That’s not what the law says
Gaby Hinsliff says a thing about the law and the ontology of women that brought me up short.
This ruling was purely about whether Forstater’s views count as a so-called protected belief, like religious faith, which employers can’t discriminate against someone for holding. And while she met four of five legal tests for that, the sticking point was her insistence that a trans woman is still a man even if she holds a GRC confirming her legal status as a woman.
That’s what Forstater thinks. It might be what a number of other people think. But it’s not what the law says and the judge ruled that Forstater’s desire to be able to refer to someone by the sex she felt appropriate, even if that created an “intimidating, hostile, degrading, humiliating or offensive environment”, failed the fifth test – that a protected belief can’t violate human dignity or conflict with fundamental rights.
Emphasis mine.
What I’m left wondering – does she mean the law says trans people are in a legal sense the sex they say they are, or does she mean the law says they are the sex they say they are?
If it’s the second…is that real? Can laws do that? Can laws create reality in that way? Does a false claim become true because the law says it’s true? Can legislators just say “men are women if they identify as women” and lo it becomes true?
I think people are losing their grip on the difference between claims and reality.
Hinsliff finds it all very reassuring, but I don’t share her enthusiasm.
Put simply, those seeking the protection of the law can’t ignore the protection it affords others. Even the vulnerable must acknowledge that others can be vulnerable too.
Crucially, that doesn’t mean women can now be sacked just for criticising self-identification or for objecting to trans women having automatic access to women’s prisons and domestic violence shelters. But what it means is objections shouldn’t be based on arguing that trans women are men really.
So we “shouldn’t” argue that Rachel McKinnon/Veronica Ivy is a man really, even though he transparently is one, and acts like one, and bullies women like one. We shouldn’t argue that even though it’s true.
The grip, it is lost.
judge ruled that Forstater’s desire to be able to refer to someone by the sex she felt appropriate, even if that created an “intimidating, hostile, degrading, humiliating or offensive environment”
Does this mean somebody specifically asked Forstater the question
‘Would you refer to someone by the sex you felt appropriate, even if that created an “intimidating, hostile, degrading, humiliating or offensive environment” ?’
and she answered “Yes”?
If I considered myself to be a giraffe, would the law recognise that?
If yes, the mind boggles.
Am I missing something here?
Why isn’t this burden of proving a “protected belief” being placed on people claiming to believe they are a sex other than the one they appear to be? How can anyone be permitted to compel others to concede that, and behave as though, their own internal and unprovable belief is True, upon pain of lawsuits and unemployment?
Good question. If they mean exactly like religious faith then they mean a belief that is just a belief, an act of will, not an opinion based on evidence or reason or both, which in turn seems to mean that it’s only arbitrary, willed beliefs that get protected, because the ones based on reasonable grounds don’t need protection.

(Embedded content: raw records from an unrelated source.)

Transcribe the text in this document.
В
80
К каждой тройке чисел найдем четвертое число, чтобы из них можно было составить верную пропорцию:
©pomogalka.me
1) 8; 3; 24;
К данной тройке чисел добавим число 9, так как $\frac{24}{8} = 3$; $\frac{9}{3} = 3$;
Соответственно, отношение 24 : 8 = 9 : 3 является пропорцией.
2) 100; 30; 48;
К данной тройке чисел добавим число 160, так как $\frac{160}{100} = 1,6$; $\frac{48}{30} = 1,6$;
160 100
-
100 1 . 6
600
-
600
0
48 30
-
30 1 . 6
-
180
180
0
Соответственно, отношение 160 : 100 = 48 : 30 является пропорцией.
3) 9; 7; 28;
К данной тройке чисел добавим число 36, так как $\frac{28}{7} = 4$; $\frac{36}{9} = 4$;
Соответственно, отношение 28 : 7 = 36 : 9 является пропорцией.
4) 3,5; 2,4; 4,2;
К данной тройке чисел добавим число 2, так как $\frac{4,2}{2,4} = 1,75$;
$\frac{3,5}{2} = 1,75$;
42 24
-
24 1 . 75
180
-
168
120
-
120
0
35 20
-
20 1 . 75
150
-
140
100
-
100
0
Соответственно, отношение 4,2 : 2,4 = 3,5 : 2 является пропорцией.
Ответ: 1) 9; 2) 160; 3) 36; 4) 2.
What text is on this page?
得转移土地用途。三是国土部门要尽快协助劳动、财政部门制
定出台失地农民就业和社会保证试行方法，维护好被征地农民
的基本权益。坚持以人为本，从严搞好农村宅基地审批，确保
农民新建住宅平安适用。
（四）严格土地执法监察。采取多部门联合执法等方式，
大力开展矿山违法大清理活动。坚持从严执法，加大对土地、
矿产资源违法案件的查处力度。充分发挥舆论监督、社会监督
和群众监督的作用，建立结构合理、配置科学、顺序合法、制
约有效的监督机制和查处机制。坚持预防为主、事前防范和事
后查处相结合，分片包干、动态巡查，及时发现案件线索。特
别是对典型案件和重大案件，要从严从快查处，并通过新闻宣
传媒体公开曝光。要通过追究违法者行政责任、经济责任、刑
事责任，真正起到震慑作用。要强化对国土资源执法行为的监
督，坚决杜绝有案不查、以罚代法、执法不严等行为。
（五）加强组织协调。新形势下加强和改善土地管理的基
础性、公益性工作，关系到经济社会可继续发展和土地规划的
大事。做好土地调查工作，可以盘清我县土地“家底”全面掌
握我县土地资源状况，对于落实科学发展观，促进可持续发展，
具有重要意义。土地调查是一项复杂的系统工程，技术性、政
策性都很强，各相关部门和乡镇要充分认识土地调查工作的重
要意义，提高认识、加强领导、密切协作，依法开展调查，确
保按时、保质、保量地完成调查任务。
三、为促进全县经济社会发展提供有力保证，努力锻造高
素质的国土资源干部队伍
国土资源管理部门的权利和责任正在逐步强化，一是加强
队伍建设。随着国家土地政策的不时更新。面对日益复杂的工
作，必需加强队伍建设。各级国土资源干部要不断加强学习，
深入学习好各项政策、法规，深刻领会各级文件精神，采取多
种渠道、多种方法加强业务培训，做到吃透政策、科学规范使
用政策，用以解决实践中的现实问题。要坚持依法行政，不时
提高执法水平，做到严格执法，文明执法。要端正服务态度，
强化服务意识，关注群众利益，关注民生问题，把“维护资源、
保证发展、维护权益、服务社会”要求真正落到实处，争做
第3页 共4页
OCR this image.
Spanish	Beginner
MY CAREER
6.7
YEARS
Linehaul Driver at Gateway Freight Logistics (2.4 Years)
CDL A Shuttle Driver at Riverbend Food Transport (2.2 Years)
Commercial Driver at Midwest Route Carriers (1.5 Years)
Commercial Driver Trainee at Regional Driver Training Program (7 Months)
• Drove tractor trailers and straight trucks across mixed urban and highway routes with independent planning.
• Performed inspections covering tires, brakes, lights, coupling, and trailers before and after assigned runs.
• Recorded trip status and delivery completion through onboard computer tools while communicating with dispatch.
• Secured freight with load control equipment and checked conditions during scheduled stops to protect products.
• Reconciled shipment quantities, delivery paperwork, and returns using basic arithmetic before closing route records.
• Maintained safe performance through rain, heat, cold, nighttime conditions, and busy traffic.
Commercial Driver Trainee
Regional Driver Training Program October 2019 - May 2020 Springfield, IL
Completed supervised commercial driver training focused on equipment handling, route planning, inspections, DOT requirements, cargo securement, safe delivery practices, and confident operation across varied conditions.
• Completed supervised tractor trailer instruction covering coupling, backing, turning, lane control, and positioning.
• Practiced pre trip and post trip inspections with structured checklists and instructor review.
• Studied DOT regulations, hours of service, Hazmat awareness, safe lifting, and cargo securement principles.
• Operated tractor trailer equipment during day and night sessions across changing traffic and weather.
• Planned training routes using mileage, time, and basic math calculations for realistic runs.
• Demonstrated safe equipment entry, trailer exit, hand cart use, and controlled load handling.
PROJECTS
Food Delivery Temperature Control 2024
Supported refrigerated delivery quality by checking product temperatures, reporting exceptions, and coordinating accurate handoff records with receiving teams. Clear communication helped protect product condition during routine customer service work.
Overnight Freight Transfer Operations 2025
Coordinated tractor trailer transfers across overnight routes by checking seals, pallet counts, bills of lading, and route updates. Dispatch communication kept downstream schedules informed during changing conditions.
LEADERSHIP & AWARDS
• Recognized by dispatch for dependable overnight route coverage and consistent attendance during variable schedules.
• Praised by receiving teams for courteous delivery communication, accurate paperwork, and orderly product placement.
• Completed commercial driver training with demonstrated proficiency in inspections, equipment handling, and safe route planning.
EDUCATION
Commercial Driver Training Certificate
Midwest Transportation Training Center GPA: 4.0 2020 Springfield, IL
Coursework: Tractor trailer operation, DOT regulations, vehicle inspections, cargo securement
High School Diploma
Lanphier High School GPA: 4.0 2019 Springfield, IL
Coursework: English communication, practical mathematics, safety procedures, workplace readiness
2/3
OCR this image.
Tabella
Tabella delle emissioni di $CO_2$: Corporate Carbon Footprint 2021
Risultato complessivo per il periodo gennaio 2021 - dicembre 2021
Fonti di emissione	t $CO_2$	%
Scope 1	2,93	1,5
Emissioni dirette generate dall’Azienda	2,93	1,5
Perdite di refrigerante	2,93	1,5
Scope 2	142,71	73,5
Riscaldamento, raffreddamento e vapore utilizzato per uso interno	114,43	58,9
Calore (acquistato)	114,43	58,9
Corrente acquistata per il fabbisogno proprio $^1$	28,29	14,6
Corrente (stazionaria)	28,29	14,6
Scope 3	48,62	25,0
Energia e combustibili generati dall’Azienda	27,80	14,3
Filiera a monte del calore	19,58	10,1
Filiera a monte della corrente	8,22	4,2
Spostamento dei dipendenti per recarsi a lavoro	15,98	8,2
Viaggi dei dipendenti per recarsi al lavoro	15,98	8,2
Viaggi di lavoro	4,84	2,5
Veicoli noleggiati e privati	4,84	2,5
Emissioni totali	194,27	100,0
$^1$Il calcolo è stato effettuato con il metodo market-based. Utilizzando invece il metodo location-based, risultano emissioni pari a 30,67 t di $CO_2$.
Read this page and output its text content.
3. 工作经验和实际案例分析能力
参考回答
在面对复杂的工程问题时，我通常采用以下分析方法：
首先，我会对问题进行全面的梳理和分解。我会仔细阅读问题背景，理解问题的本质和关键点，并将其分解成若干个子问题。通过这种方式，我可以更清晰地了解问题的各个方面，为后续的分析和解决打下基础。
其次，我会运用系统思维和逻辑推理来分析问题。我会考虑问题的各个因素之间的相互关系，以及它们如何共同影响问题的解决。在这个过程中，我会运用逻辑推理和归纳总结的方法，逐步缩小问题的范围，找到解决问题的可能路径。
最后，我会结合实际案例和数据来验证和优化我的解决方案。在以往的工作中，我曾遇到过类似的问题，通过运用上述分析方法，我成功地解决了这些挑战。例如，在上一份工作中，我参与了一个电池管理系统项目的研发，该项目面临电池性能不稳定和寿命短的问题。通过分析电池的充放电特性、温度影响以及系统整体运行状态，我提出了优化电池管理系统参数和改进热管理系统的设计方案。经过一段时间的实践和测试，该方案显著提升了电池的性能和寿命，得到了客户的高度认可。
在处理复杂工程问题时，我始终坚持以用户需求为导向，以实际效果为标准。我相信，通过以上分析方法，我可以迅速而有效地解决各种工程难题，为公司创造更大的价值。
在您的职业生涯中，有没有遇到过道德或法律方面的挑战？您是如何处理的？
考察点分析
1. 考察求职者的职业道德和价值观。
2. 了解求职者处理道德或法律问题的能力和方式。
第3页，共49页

That of course is how the anxious protection of religious belief works, but when was it decided that all beliefs should be sorted into protected and unprotected that way?
Except it can. Christian beliefs frequently violate the dignity of Jewish, Muslim, Hindu, Buddhist, or atheist individuals, and sometimes (when acted on) conflict with fundamental rights. The same with each of the others.
And it is more than obvious that almost anything can be said about women, even when it violates our human dignity, and some of it conflicts with our fundamental rights.
And in the US (though I don’t think this has reached the UK yet), beliefs of believers can indubitably conflict with human rights to the best health care, and to choose their own health care options. Abortion, fertility treatments, end of life issues – all of these are things that can be, and are, frequently violated by laws passed by believers.
It seems to be only trans people that have this absolute right to human dignity that extends to everyone else having to cater to their delusions. I might have some delusions myself, but the courts are not likely to cater to them. If my boss refuses to put in a pool to accommodate trans-otters, the courts are not going to require they do that. They are not going to require that my co-workers refer to me by my otter name, or stop calling me a person.
Trans rights = special rights. (Should I say it six times?) Rights no one else has. Rights that inherently conflict with the rights of others, such as our right to think for ourselves and be comfortable within our own spaces.
This reminds me of the law passed in North Carolina outlawing climate change, or the one nearly passed by the Indiana general assembly mandating that the value of pi is 3.2 exactly.